The list is divided into blogs of two types. The first are called “Informational Resources.” Many of my favorites are included in this list, and I really value what these people do. Sometimes I feel guilty that my blog isn’t more like these – I feel that I should be doing more to help others with RA.

But then I look at the second part of the list, called “Living With Arthritis.” This is the category to which my blog belongs. And there, again, are so many blogs I love to read. And I remember how many times someone has written to me to tell me that my blog puts into words (or sometimes music) the very things they think and feel. Some have shown my blog to their partners, family, or friends, and said, “This is what I’ve been trying to say – this is what it’s like for me.” And that, I realize, is of value.

I have been hiding out because things have been hard lately, and I’ve been pretty depressed. I guess I haven’t wanted to put that out there; so many people in our community work hard to stay positive, and I admire them. I also tend to go silent when things are wrong, even with my real-life friends. (This is something that started with the RA – oddly, I used to share everything before.) But, unfortunately, sometimes depression is part of the deal with chronic illness, and if I want to be honest about my experiences, I have to include it. There are some things I still don’t want to write about because they are too personal, but there are plenty of other things I could share. Some are good, some are bad, but they are all part of the deal with RA.
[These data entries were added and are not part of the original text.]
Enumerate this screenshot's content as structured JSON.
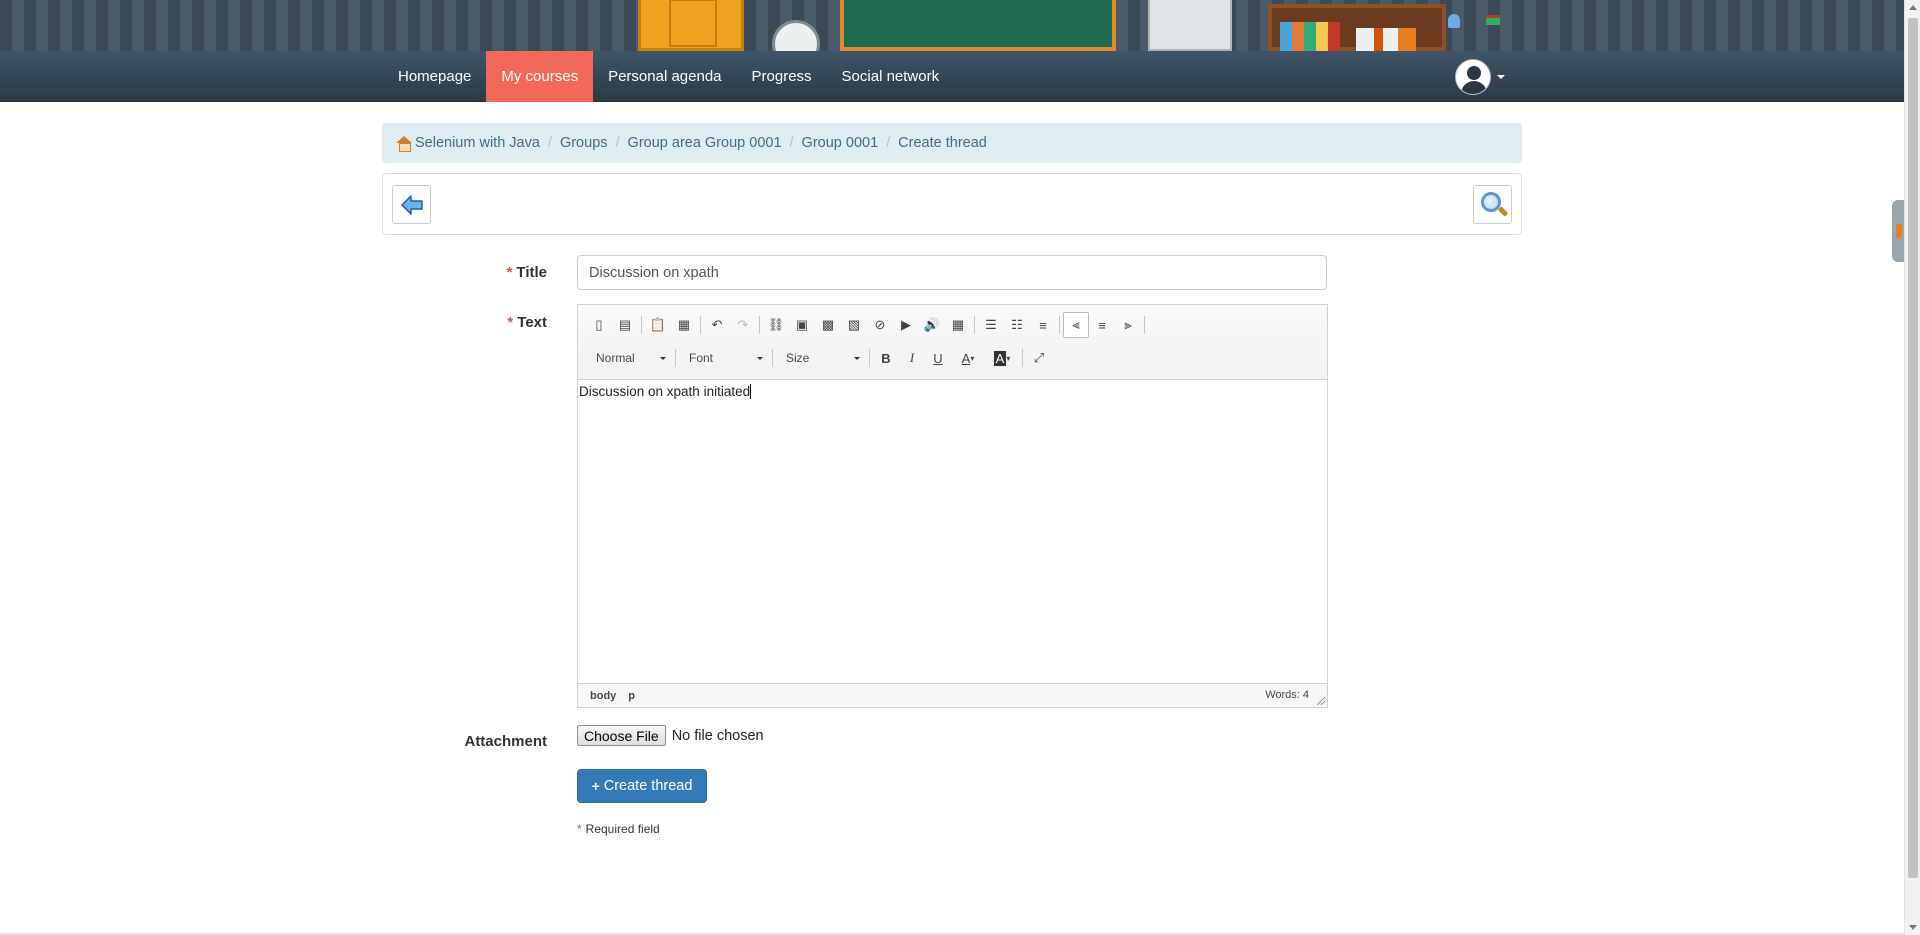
{
  "nav": {
    "items": [
      "Homepage",
      "My courses",
      "Personal agenda",
      "Progress",
      "Social network"
    ],
    "active": "My courses"
  },
  "breadcrumb": [
    "Selenium with Java",
    "Groups",
    "Group area Group 0001",
    "Group 0001",
    "Create thread"
  ],
  "form": {
    "title_label": "Title",
    "title_value": "Discussion on xpath",
    "text_label": "Text",
    "attachment_label": "Attachment",
    "file_button": "Choose File",
    "file_status": "No file chosen",
    "submit_label": "Create thread",
    "required_note": "Required field",
    "required_mark": "*"
  },
  "editor": {
    "format": "Normal",
    "font": "Font",
    "size": "Size",
    "content": "Discussion on xpath initiated",
    "path": [
      "body",
      "p"
    ],
    "word_count": "Words: 4"
  },
  "colors": {
    "nav_active": "#f2695a",
    "navbar": "#34495e",
    "breadcrumb_bg": "#dfecf0",
    "link": "#3d6f8b",
    "primary_button": "#337ab7",
    "required": "#e74c3c"
  }
}
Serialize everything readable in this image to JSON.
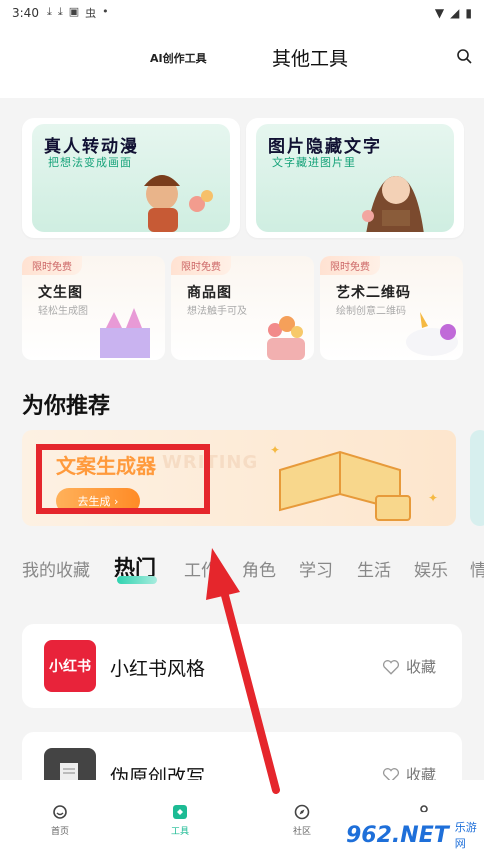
{
  "status": {
    "time": "3:40",
    "icons": [
      "download-icon",
      "download-icon",
      "a-icon",
      "bug-icon",
      "dot-icon"
    ],
    "right_icons": [
      "wifi-icon",
      "signal-icon",
      "battery-icon"
    ]
  },
  "header": {
    "tab_ai": "AI创作工具",
    "tab_other": "其他工具"
  },
  "feature_cards": [
    {
      "title": "真人转动漫",
      "subtitle": "把想法变成画面"
    },
    {
      "title": "图片隐藏文字",
      "subtitle": "文字藏进图片里"
    }
  ],
  "small_cards": [
    {
      "badge": "限时免费",
      "title": "文生图",
      "subtitle": "轻松生成图"
    },
    {
      "badge": "限时免费",
      "title": "商品图",
      "subtitle": "想法触手可及"
    },
    {
      "badge": "限时免费",
      "title": "艺术二维码",
      "subtitle": "绘制创意二维码"
    }
  ],
  "recommend": {
    "section_title": "为你推荐",
    "banner_title": "文案生成器",
    "banner_watermark": "WRITING",
    "banner_button": "去生成 ›"
  },
  "categories": [
    "我的收藏",
    "热门",
    "工作",
    "角色",
    "学习",
    "生活",
    "娱乐",
    "情"
  ],
  "active_category": "热门",
  "tools": [
    {
      "thumb_text": "小红书",
      "title": "小红书风格",
      "fav_label": "收藏"
    },
    {
      "thumb_text": "",
      "title": "伪原创改写",
      "fav_label": "收藏"
    }
  ],
  "bottom_nav": [
    {
      "label": "首页",
      "icon": "home-icon"
    },
    {
      "label": "工具",
      "icon": "tool-icon"
    },
    {
      "label": "社区",
      "icon": "compass-icon"
    },
    {
      "label": "",
      "icon": "profile-icon"
    }
  ],
  "watermark": {
    "main": "962.NET",
    "sub": "乐游网"
  },
  "colors": {
    "accent": "#1dbb94",
    "annotation_red": "#e5262c",
    "xhs_red": "#e8233a",
    "banner_orange": "#ff9a3c"
  }
}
So I will try to do better. I’m so grateful to those of you who continue to read my words and come back even when I’ve been silent for awhile. I’ve been silent across the board – not participating in RA bulletin boards, not commenting on other people’s blogs. I want you to know, too, that if you’re on the list of blogs on my homepage, I still read you whenever you post. I’ll try to be better about commenting – it’s nice to know that people are out there!